Whether or not readers of Rinella’s new book, Meat Eater, will ever try cooking such meats, he nevertheless intersperses the 11 rambling hunting tales that comprise his book with tasting notes: the way to butcher deer so it doesn’t taste too gamey, the patient cooking of beaver tail that renders it the favored treat of hunters past, the canned soup best for stewing squirrel meat in a crockpot.
Not that Rinella wrote a cookbook, mind you. On one level, he’s penned an entertaining collection of the sort of anecdotes that, if you had the good luck to meet him at a Brooklyn hipster’s cocktail party, would be conversational gold. Though animals figure almost as prominently in his narrative as people, Rinella is an astute observer, with an eye for delightfully telling details.
Of a fishing trip to Mexico, he writes, “European backpackers with dark tans and tribal tattoos tried to sell handmade jewelry and joints to European backpackers who were less tanned and less tattooed.” Describing an eccentric friend of his father’s, he says Groters “… was an enthusiastic fixer of broken mechanical contraptions and he liked to invent mechanical contraptions that would soon break.”
But in Meat Eater, Rinella does more than tell stories well and share exotic cooking tips. He writes from the standpoint of a married writer and father living in one of the world’s more densely populated metropolises. His book sets up an implicit contrast between city and wilderness, semi-settled midlife and a more footloose young manhood. The stories also touch on some of the same fundamental changes in the nature of living and working in America that Matthew B. Crawford described in his 2009 book, Shop Class as Soulcraft: An Inquiry Into the Value of Work.
Though many men and some women probably share something of the childhood introduction to hunting that Rinella describes so vividly—a youth in which he and his two brothers raise pet raccoons, trap muskrats on nearby ponds and learn to build deer stands—something drives this writer to stake his very bodily existence on these burgeoning skills. Not once but multiple times in the book, Rinella’s ability to catch, clean, butcher and cook an animal decides the difference between hunger and eating, starving and feasting. These stories make clear that successfully completing and carting home a hunt requires varied skills that far exceed Boy Scout basics.

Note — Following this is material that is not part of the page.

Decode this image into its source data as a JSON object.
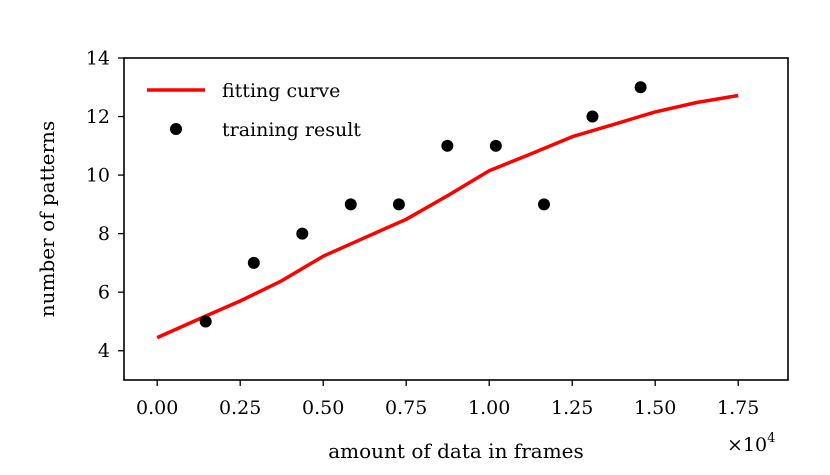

Rinella typically makes hunting and fishing expeditions multi-day camping trips to rugged country. The long hikes and sometimes treacherous pursuit of animals require substantial physical stamina and agility, along with the strength to pack out heavy bags laden with gear and meat. The author also possesses a detailed knowledge of terrain and an eye for the sometimes-subtle clues indicating the presence of animals … clues that also indicate the type of animal and how recently it passed.
Once Rinella gets close to his prey, success may require skillfully operating a bow and arrow, various kinds of firepower, or an array of fishing lures, hooks and lines. After waiting hours with great patience, often in conditions of physical discomfort, he must act swiftly, accurately and astutely in aiming for the animal.